Kendall then responded to the blog entry and Blogmother shot back in the fed-up and exasperated tone that any sane person eventually develops towards Kendall and her self-aggrandizing stunts:
Maam. You have ridiculous sense of ENTITLEMENT. And are seriously detached from reality. In SEVEN years of blogging- I have never gotten pre-clearance to blog about whatever-in-the-hell I want to blog about. And I'm not going to ask permission from you NOW! Get a grip! Your supporters are cheering you right over a cliff. #YouDontWantNONEofThis. Go back to whining to feministing. 
Thank you, Blogmother!

Apparently one of Kendall's followers, who are as rabid as Kendall herself, threatened Blogmother for daring to call Kendall out:
Well my Halloween was made even scarier this year because a hood feminist ( his words not mine) has declared that if I don’t stop talking about #solidarityisforwhitewomen something bad is gonna happen to me. 
Here is the tweet he sent to my personal account. He added the “.” in front of my Twitter username intentionally so his Twitter followers would see his threat to me.
So let me see if I have this right. "Hood feminists" have a Black male in their ranks that is running around the internet demanding that Black women be silent... or else. And he’s doing this in their name.
A bit later on she calls Kendall out for her typical disregard for facts and proportion:

*sigh* Your Twitter followers make a public #$*&^ of your hashtag by outright lying about material facts related to the #solidarityisforwhitewomen panel organized by the National Organization for Women (NOW).

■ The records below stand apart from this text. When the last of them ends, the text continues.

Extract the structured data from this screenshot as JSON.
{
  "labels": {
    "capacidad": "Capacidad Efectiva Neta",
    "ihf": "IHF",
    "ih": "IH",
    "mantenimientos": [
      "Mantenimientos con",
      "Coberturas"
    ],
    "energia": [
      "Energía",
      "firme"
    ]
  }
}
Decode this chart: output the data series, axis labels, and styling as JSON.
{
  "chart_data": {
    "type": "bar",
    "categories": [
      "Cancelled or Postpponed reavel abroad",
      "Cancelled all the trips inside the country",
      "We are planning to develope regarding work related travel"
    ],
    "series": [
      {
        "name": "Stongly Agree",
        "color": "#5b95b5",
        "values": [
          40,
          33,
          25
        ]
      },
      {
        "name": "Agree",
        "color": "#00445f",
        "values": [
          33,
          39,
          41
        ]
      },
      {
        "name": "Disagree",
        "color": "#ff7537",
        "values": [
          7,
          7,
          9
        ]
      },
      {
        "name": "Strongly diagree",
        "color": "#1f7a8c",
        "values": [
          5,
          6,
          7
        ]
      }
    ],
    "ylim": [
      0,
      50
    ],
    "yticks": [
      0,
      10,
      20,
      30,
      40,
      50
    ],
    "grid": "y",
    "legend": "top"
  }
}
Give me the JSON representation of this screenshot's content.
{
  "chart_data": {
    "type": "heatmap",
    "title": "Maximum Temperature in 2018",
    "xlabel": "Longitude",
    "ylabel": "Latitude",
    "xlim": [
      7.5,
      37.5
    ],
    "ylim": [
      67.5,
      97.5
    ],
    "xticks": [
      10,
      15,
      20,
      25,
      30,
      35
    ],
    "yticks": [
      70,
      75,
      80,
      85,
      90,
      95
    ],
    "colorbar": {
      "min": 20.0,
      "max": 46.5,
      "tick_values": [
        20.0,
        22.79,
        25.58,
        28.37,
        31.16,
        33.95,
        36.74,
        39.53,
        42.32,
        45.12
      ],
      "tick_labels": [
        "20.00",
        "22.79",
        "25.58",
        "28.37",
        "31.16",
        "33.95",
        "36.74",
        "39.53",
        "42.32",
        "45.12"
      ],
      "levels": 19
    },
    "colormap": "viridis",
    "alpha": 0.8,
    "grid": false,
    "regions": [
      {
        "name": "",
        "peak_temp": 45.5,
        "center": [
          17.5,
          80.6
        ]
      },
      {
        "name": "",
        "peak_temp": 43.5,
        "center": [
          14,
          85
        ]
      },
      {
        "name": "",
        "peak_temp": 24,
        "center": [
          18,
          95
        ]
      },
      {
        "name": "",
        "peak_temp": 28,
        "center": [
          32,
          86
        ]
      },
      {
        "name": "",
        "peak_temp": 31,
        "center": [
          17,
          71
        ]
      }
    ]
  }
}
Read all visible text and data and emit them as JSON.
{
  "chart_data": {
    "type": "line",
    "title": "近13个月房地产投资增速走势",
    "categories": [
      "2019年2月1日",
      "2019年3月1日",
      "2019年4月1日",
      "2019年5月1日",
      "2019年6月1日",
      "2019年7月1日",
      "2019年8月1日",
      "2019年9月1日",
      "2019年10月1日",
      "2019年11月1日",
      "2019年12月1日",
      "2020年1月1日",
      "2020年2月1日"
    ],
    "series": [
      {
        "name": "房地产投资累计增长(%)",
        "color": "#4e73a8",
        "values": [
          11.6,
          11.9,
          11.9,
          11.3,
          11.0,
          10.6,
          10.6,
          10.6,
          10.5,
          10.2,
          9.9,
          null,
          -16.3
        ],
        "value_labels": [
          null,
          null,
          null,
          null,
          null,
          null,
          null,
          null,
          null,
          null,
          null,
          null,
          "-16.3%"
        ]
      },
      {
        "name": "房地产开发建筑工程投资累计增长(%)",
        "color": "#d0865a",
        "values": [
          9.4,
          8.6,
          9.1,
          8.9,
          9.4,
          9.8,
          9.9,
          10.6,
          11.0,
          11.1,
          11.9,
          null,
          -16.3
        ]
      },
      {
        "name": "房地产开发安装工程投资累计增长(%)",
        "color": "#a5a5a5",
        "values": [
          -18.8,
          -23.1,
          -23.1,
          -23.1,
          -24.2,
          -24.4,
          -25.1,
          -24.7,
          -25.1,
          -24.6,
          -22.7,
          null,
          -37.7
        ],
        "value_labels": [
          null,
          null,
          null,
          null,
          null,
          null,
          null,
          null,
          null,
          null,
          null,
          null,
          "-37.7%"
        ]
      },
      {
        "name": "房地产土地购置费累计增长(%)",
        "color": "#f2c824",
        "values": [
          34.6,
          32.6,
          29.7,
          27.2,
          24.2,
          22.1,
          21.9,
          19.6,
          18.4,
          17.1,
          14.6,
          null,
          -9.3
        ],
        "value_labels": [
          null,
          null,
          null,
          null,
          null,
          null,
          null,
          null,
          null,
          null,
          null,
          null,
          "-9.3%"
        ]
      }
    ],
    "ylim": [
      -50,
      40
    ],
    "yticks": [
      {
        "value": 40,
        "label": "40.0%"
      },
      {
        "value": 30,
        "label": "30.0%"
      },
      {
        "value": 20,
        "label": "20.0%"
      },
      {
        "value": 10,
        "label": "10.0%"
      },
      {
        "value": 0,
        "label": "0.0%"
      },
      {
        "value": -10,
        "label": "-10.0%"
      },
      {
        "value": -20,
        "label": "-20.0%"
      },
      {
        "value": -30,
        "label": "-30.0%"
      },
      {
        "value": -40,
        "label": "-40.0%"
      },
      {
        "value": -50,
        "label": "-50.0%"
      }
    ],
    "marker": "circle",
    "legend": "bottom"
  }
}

  • yes you were invited (albeit in an incredibly TACKY manner on Twitter - NOW should have done a better job in that regard.) - it is not true that you were not invited.
  • yes, NOW acknowledged that the hashtag was your creation- it is not true that they did not give you credit. 
  • No, Feministing.com was not an organizer of the panel - it is not true that Feministing.com was an organizer. 
  • Yes, Feministing.com hosted a discussion about the hashtag on a video chat- there’s no law preventing them from doing so. 
  • No, you never indicated to anyone that you did not want the hashtag discussed online without your prior approval - whether the law requires it or not. - if you wanted a courtesy contact from them, then that should have been made clear. It is not customary online to get pre-clearance to discuss a “hot topic.”
You didn’t make clear that you don’t actually want to be in solidarity with White feminists, you just want to use the hashtag to discuss why you aren’t. You don’t want resolution or reunification, you want to critique the breach. You’ve got people talking about your creation without knowing what it means, and that’s not entirely THEIR fault. If you want to define what it means- then DEFINE IT or someone else will define it for you. 
 I love this blogger - I just donated $10 to the What About Our Daughters blog.